The Students’ Union’s release reflected a number of the same sentiments provided by MacLatchy, however, it advocated in favour of combining the tuition cuts “with increased government investment in post-secondary institutions.”

“Ontario universities already receive the lowest levels of per-student public funding in Canada,” the statement continues. “We are committed to an affordable, accessible, and high quality academic experience, but recognize that without greater investment from the provincial government this cut represents a marginal short-term benefit designed to distract from insufficient long-term public funding.”

As expected, one of the primary concerns of the release is examining the changes that OSAP and ancillary fee structures might have on the future sustainability and growth of the Students’ Union, especially with the shifting of priority from grants to loans.

“The provincial government is limiting accessibility and imposing a greater debt burden on students,” the release said.

Furthermore, by removing the six-month repayment grace for debt repayment, the provincial government, they state, “continues to contradict its emphasis on post-secondary affordability.”

As a service that considers themselves an “integral part of Laurier’s renowned student experience” — which has been hailed as being number one for three years continuously — the Students’ Union is one of the many organizations on campus whose “institutional budgets have struggled to adapt to decreased public funding,” the release continued.

The release concludes, arguing in favour of the former ancillary fee structure because it promotes the “essential elements of student health and safety, career-building co-curricular leadership opportunities, peer-support services, and enable[s] engagement with global affairs far beyond our campuses and communities.”

On Jan. 22, between 4:00 p.m. to 5:30 p.m., a number of concerned student activists collected at the Veterans’ Green at the corner of Hazel Street and University Avenue, to demonstrate their collective voice against the provincial government’s decisions.

As well, Liberal MPP Mitzie Hunter, the former Minister of Advanced Education & Skills Development, spoke at the event.

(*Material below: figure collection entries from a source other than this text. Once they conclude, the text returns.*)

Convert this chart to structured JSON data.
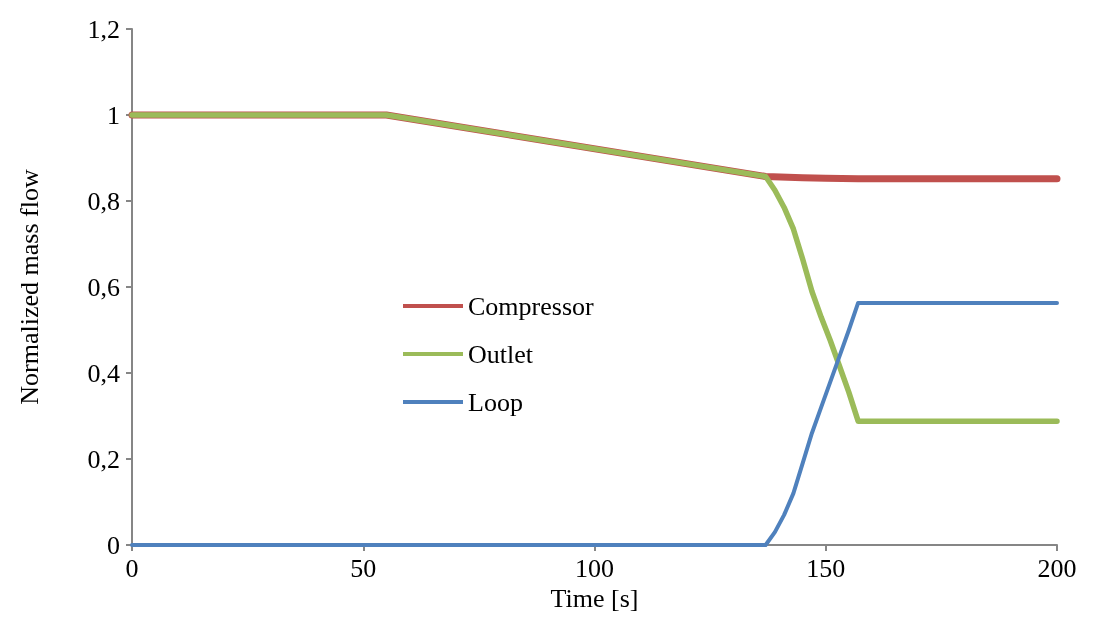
{
  "chart_data": {
    "type": "line",
    "xlabel": "Time [s]",
    "ylabel": "Normalized mass flow",
    "xlim": [
      0,
      200
    ],
    "xticks": [
      0,
      50,
      100,
      150,
      200
    ],
    "ylim": [
      0,
      1.2
    ],
    "yticks": [
      0,
      {
        "value": 0.2,
        "label": "0,2"
      },
      {
        "value": 0.4,
        "label": "0,4"
      },
      {
        "value": 0.6,
        "label": "0,6"
      },
      {
        "value": 0.8,
        "label": "0,8"
      },
      1,
      {
        "value": 1.2,
        "label": "1,2"
      }
    ],
    "grid": false,
    "legend": "left",
    "marker": "none",
    "line_style": "solid",
    "series": [
      {
        "name": "Compressor",
        "color": "#c0504d",
        "x": [
          0,
          55,
          137,
          145,
          150,
          157,
          200
        ],
        "values": [
          1,
          1,
          0.857,
          0.854,
          0.853,
          0.852,
          0.852
        ]
      },
      {
        "name": "Outlet",
        "color": "#9bbb59",
        "x": [
          0,
          55,
          137,
          139,
          141,
          143,
          145,
          147,
          149,
          151,
          153,
          155,
          157,
          200
        ],
        "values": [
          1,
          1,
          0.857,
          0.825,
          0.785,
          0.735,
          0.665,
          0.59,
          0.53,
          0.475,
          0.415,
          0.355,
          0.288,
          0.288
        ]
      },
      {
        "name": "Loop",
        "color": "#4f81bd",
        "x": [
          0,
          137,
          139,
          141,
          143,
          145,
          147,
          149,
          151,
          153,
          155,
          157,
          200
        ],
        "values": [
          0,
          0,
          0.03,
          0.07,
          0.12,
          0.19,
          0.26,
          0.32,
          0.38,
          0.44,
          0.5,
          0.563,
          0.563
        ]
      }
    ]
  }
}
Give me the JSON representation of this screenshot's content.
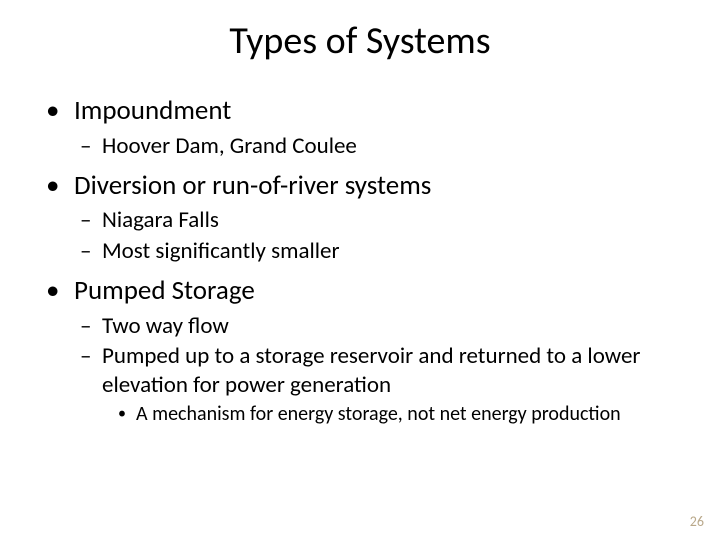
{
  "slide": {
    "title": "Types of Systems",
    "title_fontsize": 38,
    "body_l1_fontsize": 27,
    "body_l2_fontsize": 23,
    "body_l3_fontsize": 20,
    "background_color": "#ffffff",
    "text_color": "#000000",
    "bullets_l1_glyph": "•",
    "bullets_l2_glyph": "–",
    "bullets_l3_glyph": "•",
    "items": [
      {
        "text": "Impoundment",
        "sub": [
          {
            "text": "Hoover Dam, Grand Coulee"
          }
        ]
      },
      {
        "text": "Diversion or run-of-river systems",
        "sub": [
          {
            "text": "Niagara Falls"
          },
          {
            "text": "Most significantly smaller"
          }
        ]
      },
      {
        "text": "Pumped Storage",
        "sub": [
          {
            "text": "Two way flow"
          },
          {
            "text": "Pumped up to a storage reservoir and returned to a lower elevation for power generation",
            "sub": [
              {
                "text": "A mechanism for energy storage, not net energy production"
              }
            ]
          }
        ]
      }
    ],
    "page_number": "26",
    "page_number_color": "#b9a88a"
  }
}
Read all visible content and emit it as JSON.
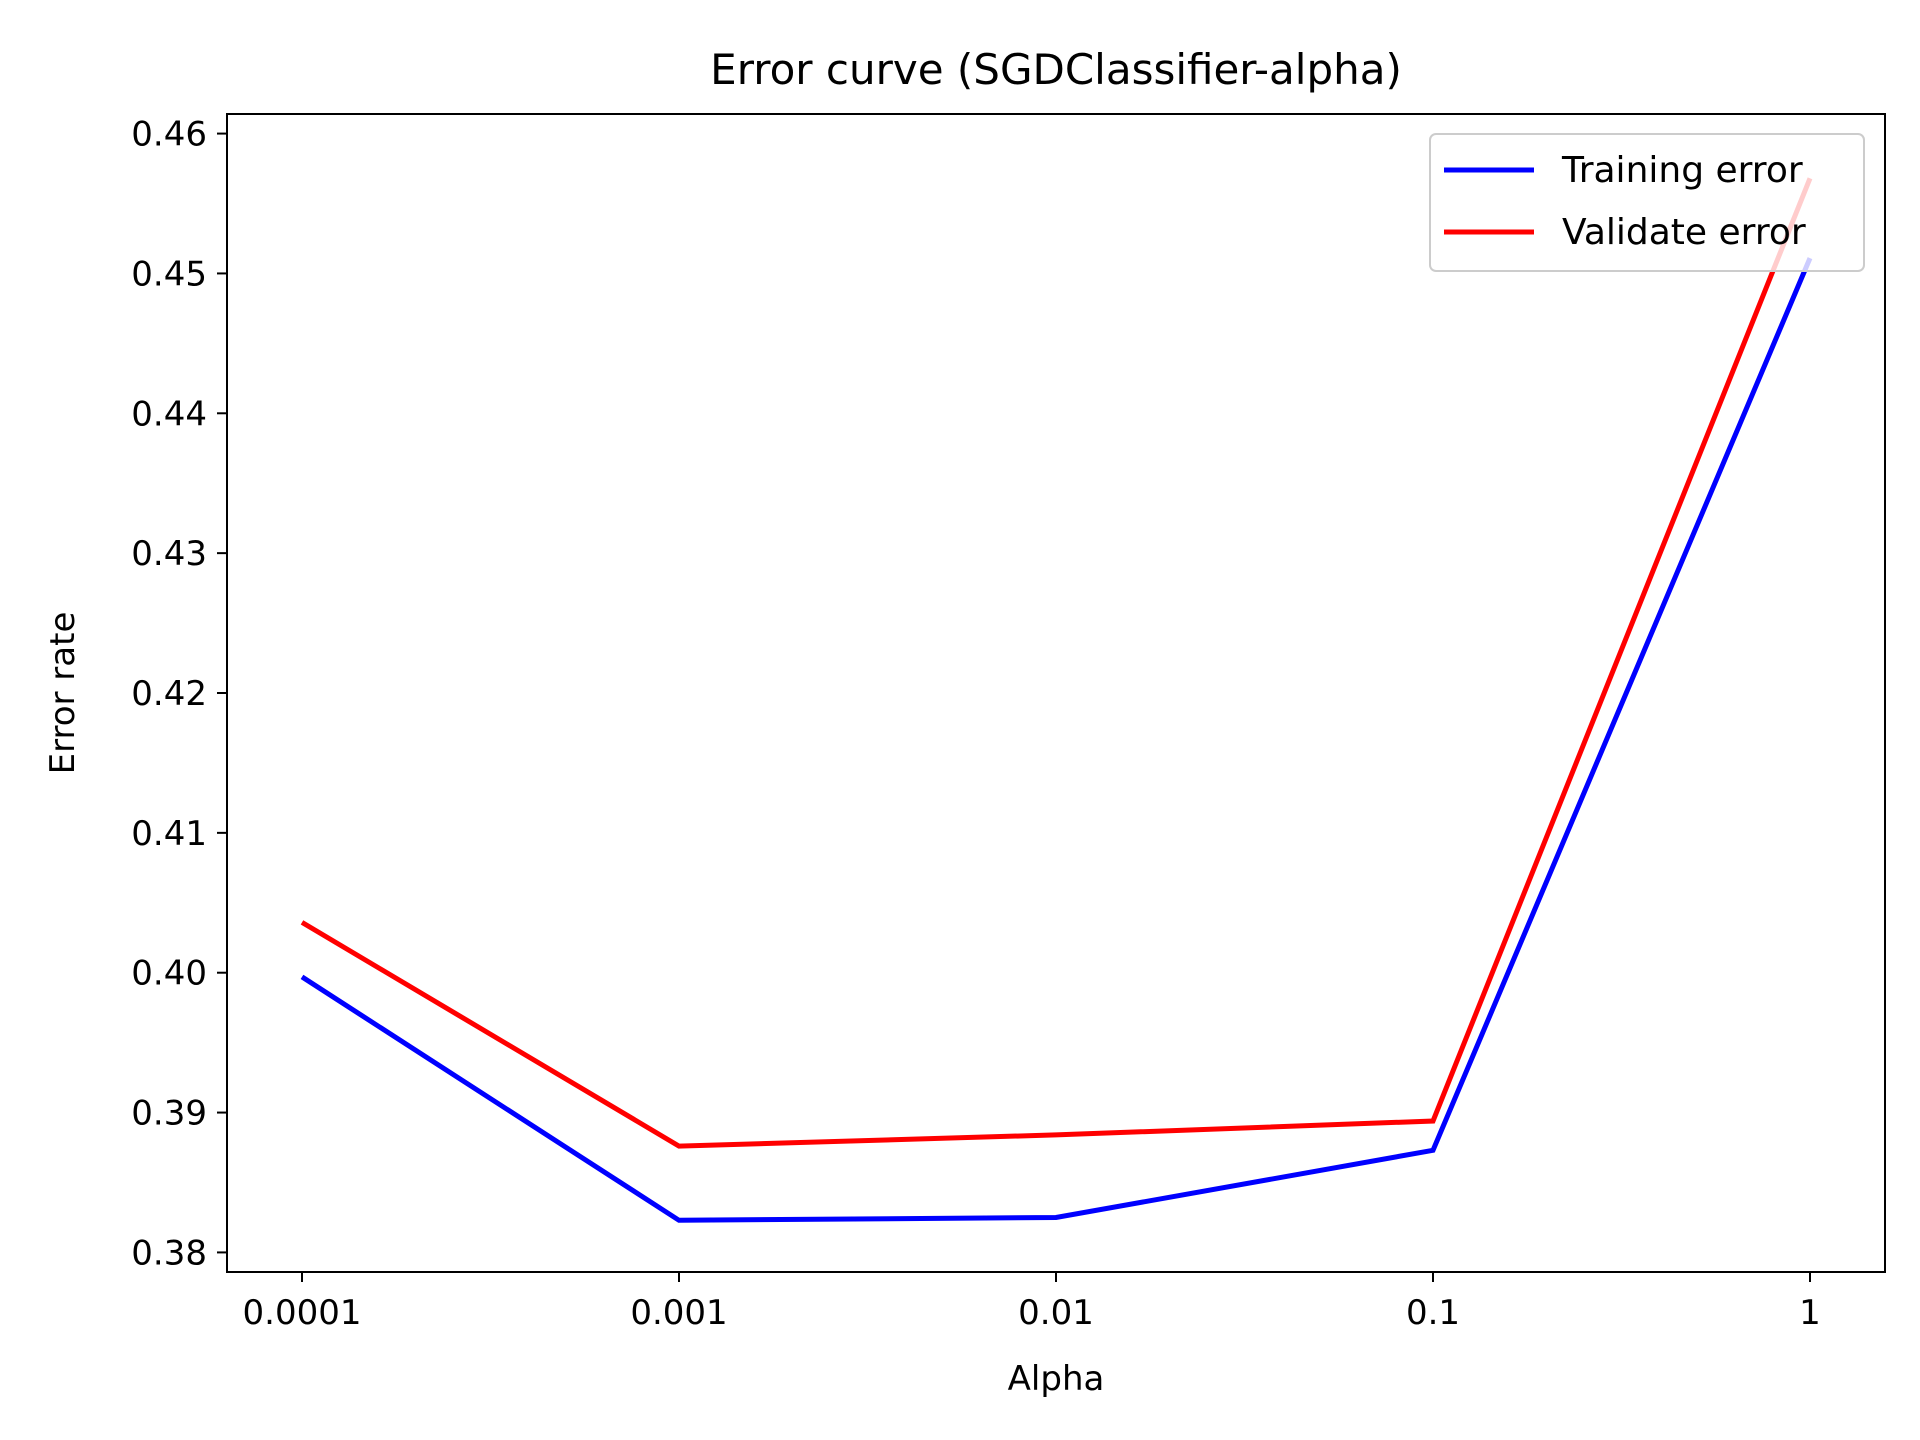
{
  "chart_data": {
    "type": "line",
    "title": "Error curve (SGDClassifier-alpha)",
    "xlabel": "Alpha",
    "ylabel": "Error rate",
    "categories": [
      "0.0001",
      "0.001",
      "0.01",
      "0.1",
      "1"
    ],
    "yticks": [
      "0.38",
      "0.39",
      "0.40",
      "0.41",
      "0.42",
      "0.43",
      "0.44",
      "0.45",
      "0.46"
    ],
    "ylim": [
      0.3786,
      0.4614
    ],
    "grid": false,
    "legend_position": "top-right",
    "series": [
      {
        "name": "Training error",
        "color": "#0000ff",
        "values": [
          0.3997,
          0.3823,
          0.3825,
          0.3873,
          0.4511
        ]
      },
      {
        "name": "Validate error",
        "color": "#ff0000",
        "values": [
          0.4036,
          0.3876,
          0.3884,
          0.3894,
          0.4568
        ]
      }
    ]
  }
}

“A few of us decided that we should take action. We need the government to be listening to students. The recent OSAP cuts are absolutely awful, especially since it’s basically an attack on low-income students and families,” said Desiree Sam, a fourth-year political science and environmental studies student at Laurier.

“A lot of people I know personally are going to be affected very badly. I personally am going to be affected.”

As one of the organizers for the event, Sam wished to keep the protest peaceful and give the opportunity and chance for students to speak with politicians involved in the implementation of the previous OSAP, as well as those who helped create the legislation for providing free tuition to low-income students.

“It’s very important today that we be able to talk about how important these issues are, considering that education is very much a necessity and it is absolutely ridiculous that the government has decided to have an attack [against] low-income people … we hope that the government is listening,” Sam said.

A number of students also came out to support the protest, bundled against a piercing cold and extreme weather alert, to demonstrate their fierce opposition against the changes.

“I think it’s amazing seeing students coming together, protesting something that we don’t think is fair or right,” said Caitlyn Drexler, a fourth-year political science and law student at Laurier.

“It’s freezing today — having students still come out because we all believe in the same thing and we’re all extremely upset by the changes that Ford has made to the OSAP is really amazing.”

“I’m here because education is for everyone and it being inaccessible perpetuates a cycle of poverty because people can’t get educated and get out of bad situations … it means that we can’t afford education,” said Madeleine Neufeld, a third-year peace and conflict studies and political science student at Laurier.